Custodial Parent Relocation
“When reviewing a custodial parent’s request to relocate, the court’s primary focus must be on the best interests of the child” (Matter of Giraldo v Gomez, 49 AD3d 645, 645 [2008]; see Matter of Tropea v Tropea, 87 NY2d 727, 739 [1996]; Matter of Hirtz v Hirtz, 108 AD3d 712, 713 [2013]; Matter of Hamed v Hamed, 88 AD3d 791, 791 [2011]; Matter of Said v Said, 61 AD3d 879, 881 [2009]).
“Relocation may be allowed if the custodial parent demonstrates, by a preponderance of the evidence, that the proposed move is in the child’s best interests” (Matter of Steadman v Roumer, 81 AD3d 653, 654 [2011]; see Matter of Hamed v Hamed, 88 AD3d at 791).
“Although each custodial parent’s request for relocation must be decided on its own merits, the factors to be considered include, but are not limited to, each parent’s reasons for seeking or opposing the move, the quality of the relationships between the [child] and each parent, the impact of the move on the quantity and quality of the [child’s] future contact with the noncustodial parent, the degree to which the lives of the custodial parent and the [child] may be enhanced economically, emotionally, and educationally by the move, and the feasibility of preserving the relationship between the noncustodial parent and the [child] through suitable visitation arrangements” (Matter of Said v Said, 61 AD3d at 881; see Matter of Tropea v Tropea, 87 NY2d at 740-741; Matter of Retamozzo v Moyer, 91 AD3d 957, 957-958 [2012]; Matter of Hamed v Hamed, 88 AD3d at 791-792).

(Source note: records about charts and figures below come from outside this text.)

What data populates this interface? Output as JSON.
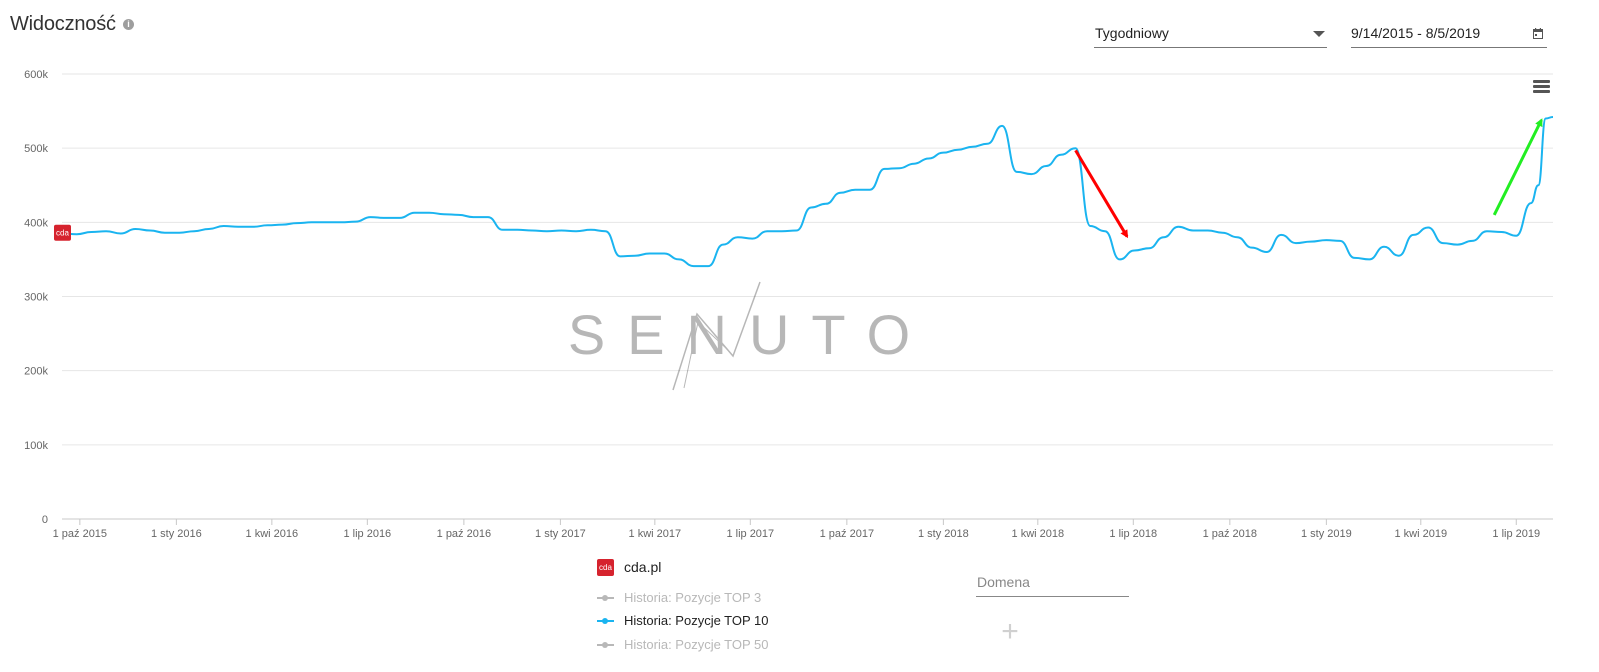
{
  "header": {
    "title": "Widoczność",
    "info_icon": "info-icon",
    "interval_select": {
      "value": "Tygodniowy"
    },
    "date_range": {
      "value": "9/14/2015 - 8/5/2019"
    },
    "menu_icon": "hamburger-menu-icon"
  },
  "colors": {
    "series": "#1ab4f0",
    "grid": "#e6e6e6",
    "axis_text": "#666666",
    "arrow_down": "#ff0000",
    "arrow_up": "#22ee22",
    "brand": "#d6232e",
    "legend_inactive": "#b8b8b8"
  },
  "chart_data": {
    "type": "line",
    "ylim": [
      0,
      600000
    ],
    "yticks": [
      {
        "value": 0,
        "label": "0"
      },
      {
        "value": 100000,
        "label": "100k"
      },
      {
        "value": 200000,
        "label": "200k"
      },
      {
        "value": 300000,
        "label": "300k"
      },
      {
        "value": 400000,
        "label": "400k"
      },
      {
        "value": 500000,
        "label": "500k"
      },
      {
        "value": 600000,
        "label": "600k"
      }
    ],
    "xlim": [
      "2015-09-14",
      "2019-08-05"
    ],
    "xticks": [
      {
        "date": "2015-10-01",
        "label": "1 paź 2015"
      },
      {
        "date": "2016-01-01",
        "label": "1 sty 2016"
      },
      {
        "date": "2016-04-01",
        "label": "1 kwi 2016"
      },
      {
        "date": "2016-07-01",
        "label": "1 lip 2016"
      },
      {
        "date": "2016-10-01",
        "label": "1 paź 2016"
      },
      {
        "date": "2017-01-01",
        "label": "1 sty 2017"
      },
      {
        "date": "2017-04-01",
        "label": "1 kwi 2017"
      },
      {
        "date": "2017-07-01",
        "label": "1 lip 2017"
      },
      {
        "date": "2017-10-01",
        "label": "1 paź 2017"
      },
      {
        "date": "2018-01-01",
        "label": "1 sty 2018"
      },
      {
        "date": "2018-04-01",
        "label": "1 kwi 2018"
      },
      {
        "date": "2018-07-01",
        "label": "1 lip 2018"
      },
      {
        "date": "2018-10-01",
        "label": "1 paź 2018"
      },
      {
        "date": "2019-01-01",
        "label": "1 sty 2019"
      },
      {
        "date": "2019-04-01",
        "label": "1 kwi 2019"
      },
      {
        "date": "2019-07-01",
        "label": "1 lip 2019"
      }
    ],
    "grid": true,
    "series": [
      {
        "name": "Historia: Pozycje TOP 10",
        "points": [
          [
            "2015-09-14",
            385000
          ],
          [
            "2015-09-28",
            384000
          ],
          [
            "2015-10-12",
            387000
          ],
          [
            "2015-10-26",
            388000
          ],
          [
            "2015-11-09",
            385000
          ],
          [
            "2015-11-23",
            391000
          ],
          [
            "2015-12-07",
            389000
          ],
          [
            "2015-12-21",
            386000
          ],
          [
            "2016-01-04",
            386000
          ],
          [
            "2016-01-18",
            388000
          ],
          [
            "2016-02-01",
            391000
          ],
          [
            "2016-02-15",
            395000
          ],
          [
            "2016-02-29",
            394000
          ],
          [
            "2016-03-14",
            394000
          ],
          [
            "2016-03-28",
            396000
          ],
          [
            "2016-04-11",
            397000
          ],
          [
            "2016-04-25",
            399000
          ],
          [
            "2016-05-09",
            400000
          ],
          [
            "2016-05-23",
            400000
          ],
          [
            "2016-06-06",
            400000
          ],
          [
            "2016-06-20",
            401000
          ],
          [
            "2016-07-04",
            407000
          ],
          [
            "2016-07-18",
            406000
          ],
          [
            "2016-08-01",
            406000
          ],
          [
            "2016-08-15",
            413000
          ],
          [
            "2016-08-29",
            413000
          ],
          [
            "2016-09-12",
            411000
          ],
          [
            "2016-09-26",
            410000
          ],
          [
            "2016-10-10",
            407000
          ],
          [
            "2016-10-24",
            407000
          ],
          [
            "2016-11-07",
            390000
          ],
          [
            "2016-11-21",
            390000
          ],
          [
            "2016-12-05",
            389000
          ],
          [
            "2016-12-19",
            388000
          ],
          [
            "2017-01-02",
            389000
          ],
          [
            "2017-01-16",
            388000
          ],
          [
            "2017-01-30",
            390000
          ],
          [
            "2017-02-13",
            388000
          ],
          [
            "2017-02-27",
            354000
          ],
          [
            "2017-03-13",
            355000
          ],
          [
            "2017-03-27",
            358000
          ],
          [
            "2017-04-10",
            358000
          ],
          [
            "2017-04-24",
            350000
          ],
          [
            "2017-05-08",
            341000
          ],
          [
            "2017-05-22",
            341000
          ],
          [
            "2017-06-05",
            370000
          ],
          [
            "2017-06-19",
            380000
          ],
          [
            "2017-07-03",
            378000
          ],
          [
            "2017-07-17",
            388000
          ],
          [
            "2017-07-31",
            388000
          ],
          [
            "2017-08-14",
            389000
          ],
          [
            "2017-08-28",
            420000
          ],
          [
            "2017-09-11",
            425000
          ],
          [
            "2017-09-25",
            440000
          ],
          [
            "2017-10-09",
            444000
          ],
          [
            "2017-10-23",
            444000
          ],
          [
            "2017-11-06",
            472000
          ],
          [
            "2017-11-20",
            473000
          ],
          [
            "2017-12-04",
            479000
          ],
          [
            "2017-12-18",
            486000
          ],
          [
            "2018-01-01",
            494000
          ],
          [
            "2018-01-15",
            498000
          ],
          [
            "2018-01-29",
            502000
          ],
          [
            "2018-02-12",
            506000
          ],
          [
            "2018-02-26",
            530000
          ],
          [
            "2018-03-12",
            468000
          ],
          [
            "2018-03-26",
            465000
          ],
          [
            "2018-04-09",
            476000
          ],
          [
            "2018-04-23",
            491000
          ],
          [
            "2018-05-07",
            500000
          ],
          [
            "2018-05-21",
            395000
          ],
          [
            "2018-06-04",
            388000
          ],
          [
            "2018-06-18",
            350000
          ],
          [
            "2018-07-02",
            362000
          ],
          [
            "2018-07-16",
            365000
          ],
          [
            "2018-07-30",
            380000
          ],
          [
            "2018-08-13",
            394000
          ],
          [
            "2018-08-27",
            389000
          ],
          [
            "2018-09-10",
            389000
          ],
          [
            "2018-09-24",
            386000
          ],
          [
            "2018-10-08",
            380000
          ],
          [
            "2018-10-22",
            366000
          ],
          [
            "2018-11-05",
            360000
          ],
          [
            "2018-11-19",
            383000
          ],
          [
            "2018-12-03",
            372000
          ],
          [
            "2018-12-17",
            374000
          ],
          [
            "2019-01-01",
            376000
          ],
          [
            "2019-01-14",
            375000
          ],
          [
            "2019-01-28",
            352000
          ],
          [
            "2019-02-11",
            350000
          ],
          [
            "2019-02-25",
            367000
          ],
          [
            "2019-03-11",
            355000
          ],
          [
            "2019-03-25",
            383000
          ],
          [
            "2019-04-08",
            393000
          ],
          [
            "2019-04-22",
            372000
          ],
          [
            "2019-05-06",
            370000
          ],
          [
            "2019-05-20",
            375000
          ],
          [
            "2019-06-03",
            388000
          ],
          [
            "2019-06-17",
            387000
          ],
          [
            "2019-07-01",
            382000
          ],
          [
            "2019-07-15",
            426000
          ],
          [
            "2019-07-22",
            450000
          ],
          [
            "2019-07-29",
            540000
          ],
          [
            "2019-08-05",
            542000
          ]
        ]
      }
    ],
    "annotations": [
      {
        "type": "arrow",
        "color": "#ff0000",
        "from": [
          "2018-05-07",
          497000
        ],
        "to": [
          "2018-06-25",
          381000
        ]
      },
      {
        "type": "arrow",
        "color": "#22ee22",
        "from": [
          "2019-06-10",
          410000
        ],
        "to": [
          "2019-07-25",
          538000
        ]
      }
    ],
    "domain_badge": {
      "text": "cda",
      "date": "2015-09-14",
      "value": 386000
    }
  },
  "legend": {
    "domain_label": "cda.pl",
    "brand_icon_text": "cda",
    "series": [
      {
        "label": "Historia: Pozycje TOP 3",
        "active": false
      },
      {
        "label": "Historia: Pozycje TOP 10",
        "active": true
      },
      {
        "label": "Historia: Pozycje TOP 50",
        "active": false
      }
    ]
  },
  "domain_input": {
    "placeholder": "Domena",
    "value": ""
  },
  "watermark": "SENUTO"
}
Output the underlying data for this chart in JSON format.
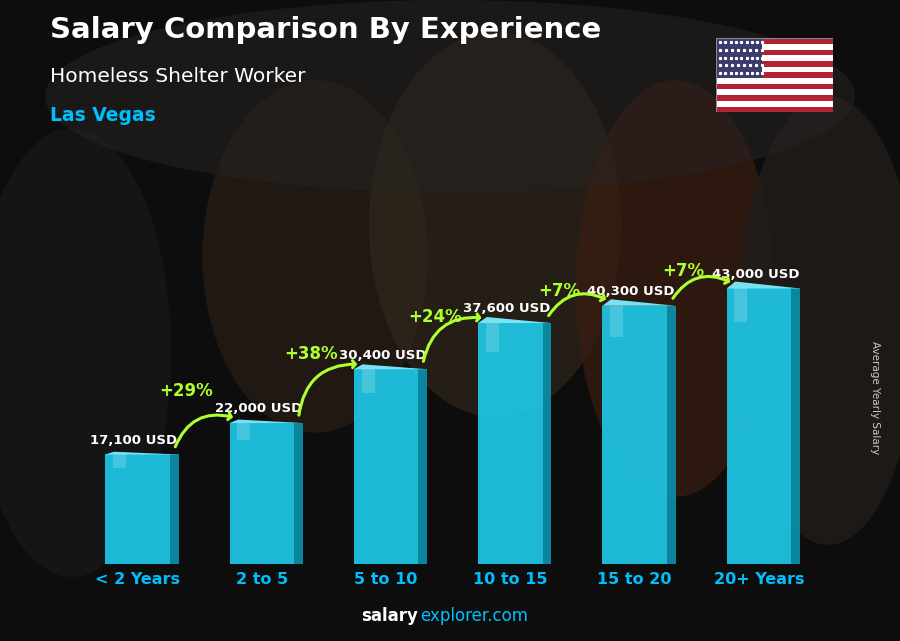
{
  "title": "Salary Comparison By Experience",
  "subtitle": "Homeless Shelter Worker",
  "city": "Las Vegas",
  "categories": [
    "< 2 Years",
    "2 to 5",
    "5 to 10",
    "10 to 15",
    "15 to 20",
    "20+ Years"
  ],
  "values": [
    17100,
    22000,
    30400,
    37600,
    40300,
    43000
  ],
  "labels": [
    "17,100 USD",
    "22,000 USD",
    "30,400 USD",
    "37,600 USD",
    "40,300 USD",
    "43,000 USD"
  ],
  "pct_labels": [
    "+29%",
    "+38%",
    "+24%",
    "+7%",
    "+7%"
  ],
  "bar_face_color": "#1EC8E8",
  "bar_side_color": "#0A90AA",
  "bar_top_color": "#7EEEFF",
  "bg_dark": "#1a1a2e",
  "title_color": "#FFFFFF",
  "subtitle_color": "#FFFFFF",
  "city_color": "#00BFFF",
  "pct_color": "#ADFF2F",
  "label_color": "#FFFFFF",
  "xtick_color": "#00BFFF",
  "footer_bold_color": "#FFFFFF",
  "footer_light_color": "#00BFFF",
  "ylabel_color": "#CCCCCC",
  "ylabel": "Average Yearly Salary",
  "footer_bold": "salary",
  "footer_light": "explorer.com",
  "ylim": [
    0,
    52000
  ],
  "arrow_positions": [
    [
      0,
      1,
      "+29%",
      0.52,
      -0.45
    ],
    [
      1,
      2,
      "+38%",
      0.63,
      -0.45
    ],
    [
      2,
      3,
      "+24%",
      0.74,
      -0.45
    ],
    [
      3,
      4,
      "+7%",
      0.82,
      -0.45
    ],
    [
      4,
      5,
      "+7%",
      0.88,
      -0.45
    ]
  ]
}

In relocation determinations, this Court’s authority is as broad as that of the hearing court (see Matter of Hirtz v Hirtz, 108 AD3d at 713; Matter of Jennings v Yillah-Chow, 84 AD3d 1376, 1377 [2011]). Thus, a relocation determination will not be permitted to stand unless it is supported by a sound and substantial basis in the record (see Matter of Clarke v Boertlein, 82 AD3d 976, 977 [2011]).